Contrairement à ce que nous rapportions hier, le Parti Socialiste n’a pas utilisé les droits sur son logo pour obtenir la fermeture du compte parodique @droledegauche, mais pour obtenir l’identité de son auteur en vue de le traduire en justice pour diffamation. Une exploitation cependant très curieuse des droits de propriété intellectuelle à des fins de tactique judiciaire.

Lundi, une polémique est née à propos de la fermeture des comptes Twitter anti-Sarkozy, demandée pour partie par des cadres de l’UMP qui ne veulent pas entendre parler de parodies dès lors qu’elles exploitent le nom de Nicolas Sarkozy. Plusieurs autres comptes ont été fermés, et continuent de l’être régulièrement depuis plusieurs jours, sous l’action zélée de militants qui abusent du système de notification de spam de Twitter pour obtenir la suspension des comptes qui les dérangent.

Nous rapportions alors qu’en 2011, le Parti Socialiste aussi s’était attaquée à un compte Twitter de parodie, @droledegauche. Le parti politique avait été jusqu’à actionner le service américain en justice pour obtenir l’identité du gestionnaire du compte, au prétexte fumeux qu’il exploitait le logo du Parti Socialiste dans son avatar, ce qui représentait une violation de la marque déposée à l’INPI.

Dans un billet publié dans Le Nouvel Obs, le coordinateur web du PS tient à apporter des précisions. « Le PS ne s’en est jamais pris à aucun site ou compte parodique sur les réseaux sociaux« , assure Emile Josselin. Il explique qu’en fait, l’action visait à identifier l’auteur du compte parodique pour ensuite porter plainte en diffamation contre lui. Plusieurs messages sont en effet très mal passés du côté de la direction du Parti Socialiste. « Marre des journalistes qui n’ont rien dit.
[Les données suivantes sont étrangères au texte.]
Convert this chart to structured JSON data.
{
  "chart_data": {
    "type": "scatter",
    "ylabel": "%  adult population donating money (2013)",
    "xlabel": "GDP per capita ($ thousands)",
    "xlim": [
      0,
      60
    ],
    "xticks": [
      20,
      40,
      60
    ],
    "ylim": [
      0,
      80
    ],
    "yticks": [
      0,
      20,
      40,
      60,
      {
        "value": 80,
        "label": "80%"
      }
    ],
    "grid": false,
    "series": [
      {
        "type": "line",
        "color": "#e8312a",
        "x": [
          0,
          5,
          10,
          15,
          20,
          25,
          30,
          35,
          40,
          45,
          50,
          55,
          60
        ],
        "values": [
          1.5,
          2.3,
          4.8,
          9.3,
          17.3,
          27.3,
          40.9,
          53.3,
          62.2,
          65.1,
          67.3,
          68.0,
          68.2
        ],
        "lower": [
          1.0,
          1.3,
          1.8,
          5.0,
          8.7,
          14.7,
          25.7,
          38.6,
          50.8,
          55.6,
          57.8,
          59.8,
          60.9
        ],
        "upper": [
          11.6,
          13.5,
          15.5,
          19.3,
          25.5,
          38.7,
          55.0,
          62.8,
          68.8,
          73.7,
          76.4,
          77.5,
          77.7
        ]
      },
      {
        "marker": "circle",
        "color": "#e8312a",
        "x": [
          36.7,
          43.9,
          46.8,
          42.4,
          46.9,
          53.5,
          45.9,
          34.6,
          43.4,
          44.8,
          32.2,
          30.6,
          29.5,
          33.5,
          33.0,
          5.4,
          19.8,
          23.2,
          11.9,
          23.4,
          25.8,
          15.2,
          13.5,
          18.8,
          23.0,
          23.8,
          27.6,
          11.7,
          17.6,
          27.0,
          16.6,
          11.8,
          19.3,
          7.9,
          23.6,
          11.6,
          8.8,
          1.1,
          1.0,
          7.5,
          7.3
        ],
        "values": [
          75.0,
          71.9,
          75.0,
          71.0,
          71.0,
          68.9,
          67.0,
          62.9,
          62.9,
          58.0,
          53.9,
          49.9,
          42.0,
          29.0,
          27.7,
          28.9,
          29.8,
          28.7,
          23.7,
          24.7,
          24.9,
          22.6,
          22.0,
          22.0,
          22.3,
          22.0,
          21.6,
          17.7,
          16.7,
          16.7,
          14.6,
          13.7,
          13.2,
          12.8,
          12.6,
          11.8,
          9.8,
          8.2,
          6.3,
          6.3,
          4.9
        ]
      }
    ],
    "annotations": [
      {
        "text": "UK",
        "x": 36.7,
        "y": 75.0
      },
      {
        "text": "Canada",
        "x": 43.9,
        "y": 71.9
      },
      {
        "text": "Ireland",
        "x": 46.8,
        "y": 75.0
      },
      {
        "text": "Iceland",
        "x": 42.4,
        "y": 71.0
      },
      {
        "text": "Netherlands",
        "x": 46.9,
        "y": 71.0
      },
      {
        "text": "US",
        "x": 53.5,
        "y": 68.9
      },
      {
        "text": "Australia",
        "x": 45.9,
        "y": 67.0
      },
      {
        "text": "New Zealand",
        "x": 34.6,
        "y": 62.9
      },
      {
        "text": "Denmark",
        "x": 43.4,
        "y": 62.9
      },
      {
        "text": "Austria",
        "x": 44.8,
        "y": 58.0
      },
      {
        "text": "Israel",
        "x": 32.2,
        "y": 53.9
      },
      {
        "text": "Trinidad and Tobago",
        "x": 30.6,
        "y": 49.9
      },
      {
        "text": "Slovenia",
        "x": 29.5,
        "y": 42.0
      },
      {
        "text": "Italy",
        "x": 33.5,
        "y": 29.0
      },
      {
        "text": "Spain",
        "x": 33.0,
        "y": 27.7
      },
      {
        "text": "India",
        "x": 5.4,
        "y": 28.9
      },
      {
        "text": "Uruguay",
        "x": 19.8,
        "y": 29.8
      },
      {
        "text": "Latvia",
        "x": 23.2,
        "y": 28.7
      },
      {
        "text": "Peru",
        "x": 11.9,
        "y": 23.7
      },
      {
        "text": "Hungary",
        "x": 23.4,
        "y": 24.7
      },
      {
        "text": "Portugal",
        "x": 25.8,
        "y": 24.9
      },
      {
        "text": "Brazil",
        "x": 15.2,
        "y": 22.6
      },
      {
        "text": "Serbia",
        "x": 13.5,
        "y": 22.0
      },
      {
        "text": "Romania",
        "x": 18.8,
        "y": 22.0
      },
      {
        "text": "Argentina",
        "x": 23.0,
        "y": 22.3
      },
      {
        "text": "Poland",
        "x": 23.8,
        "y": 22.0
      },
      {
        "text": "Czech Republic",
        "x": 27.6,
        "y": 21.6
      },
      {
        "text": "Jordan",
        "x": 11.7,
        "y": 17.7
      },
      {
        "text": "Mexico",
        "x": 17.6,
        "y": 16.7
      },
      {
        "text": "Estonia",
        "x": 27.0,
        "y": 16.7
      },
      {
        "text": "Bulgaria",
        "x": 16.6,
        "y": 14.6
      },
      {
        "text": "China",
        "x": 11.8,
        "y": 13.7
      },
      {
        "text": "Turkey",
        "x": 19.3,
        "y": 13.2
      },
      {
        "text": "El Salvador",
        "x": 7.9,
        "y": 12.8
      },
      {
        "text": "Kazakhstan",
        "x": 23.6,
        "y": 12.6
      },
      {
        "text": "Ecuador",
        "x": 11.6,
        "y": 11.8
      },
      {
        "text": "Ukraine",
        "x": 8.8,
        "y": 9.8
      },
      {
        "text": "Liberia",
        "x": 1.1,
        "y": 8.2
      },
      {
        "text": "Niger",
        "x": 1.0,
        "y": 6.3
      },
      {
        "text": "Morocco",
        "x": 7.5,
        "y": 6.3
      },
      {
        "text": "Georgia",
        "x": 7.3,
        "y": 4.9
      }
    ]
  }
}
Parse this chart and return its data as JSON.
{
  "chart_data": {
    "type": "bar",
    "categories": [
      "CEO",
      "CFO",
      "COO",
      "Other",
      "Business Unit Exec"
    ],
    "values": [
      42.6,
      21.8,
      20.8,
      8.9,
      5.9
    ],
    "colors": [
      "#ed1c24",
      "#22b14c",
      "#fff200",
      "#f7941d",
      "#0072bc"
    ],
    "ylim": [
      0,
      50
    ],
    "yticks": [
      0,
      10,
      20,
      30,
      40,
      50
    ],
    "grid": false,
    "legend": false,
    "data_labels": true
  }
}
Faut-il attendre qu’Aubry fasse un coma éthylique pour qu’on parle enfin de ses problèmes d’alcool ?« , avait notamment publié @droledegauche, le 19 mai 2011.

« Notre première démarche a été de vouloir savoir qui se trouvait derrière ce fameux compte, qui entreprenait de diffamer régulièrement Martine Aubry et d’autres socialistes. Il est donc décidé d’entamer une démarche juridique permettant d’établir qui était l’auteur de cette tentative de déstabilisation afin de pouvoir porter plainte, dans un contexte général d’alimentation de rumeurs diffamatoires. La démarche juridique engagée, utilisant la présence du logo pour faire valoir notre droit à agir comme le montre le document publié, a permis une levée d’identité, obtenue suite à une ordonnance du TGI de Paris« .

Si elle paraît crédible, d’autant que le compte @droledegauche existe toujours, l’explication a cependant du mal à tenir sur un plan judiciaire. Pourquoi, alors que la diffamation est un délit à part entière, utiliser le prétexte d’une violation du droit de la propriété intellectuelle pour demander au tribunal l’identité de l’internaute ? Une plainte contre X aurait abouti, de toute façon, à une demande d’identification auprès de Twitter.

Interrogée, une source proche du dossier nous explique que pour agir en diffamation, il aurait fallu que Martine Aubry soit celle qui dépose plainte, puisqu’elle était celle visée par les propos. En s’attaquant à l’exploitation illicite du logo, le Parti Socialiste s’est offert une voie d’action.

Mais là encore, le raisonnement est étrange, puisque Martine Aubry a pu porter plainte en son nom une fois l’identité révélée. Comme si la première secrétaire du Parti Socialiste avait voulu s’assurer de l’identité du diffamant avant de porter l’affaire en justice.

En épilogue, la justice a finalement tranché en novembre dernier, dans une affaire proche, en déboutant pour partie Martine Aubry. Le tribunal de grande instance de Paris avait rappelé que l’éventuel alcoolisme allégué par un blogueur était un « état pathologique » et non une infraction pénale, et donc que l’action devait se porter sur le terrain de l’atteinte à la vie privée et non de la diffamation.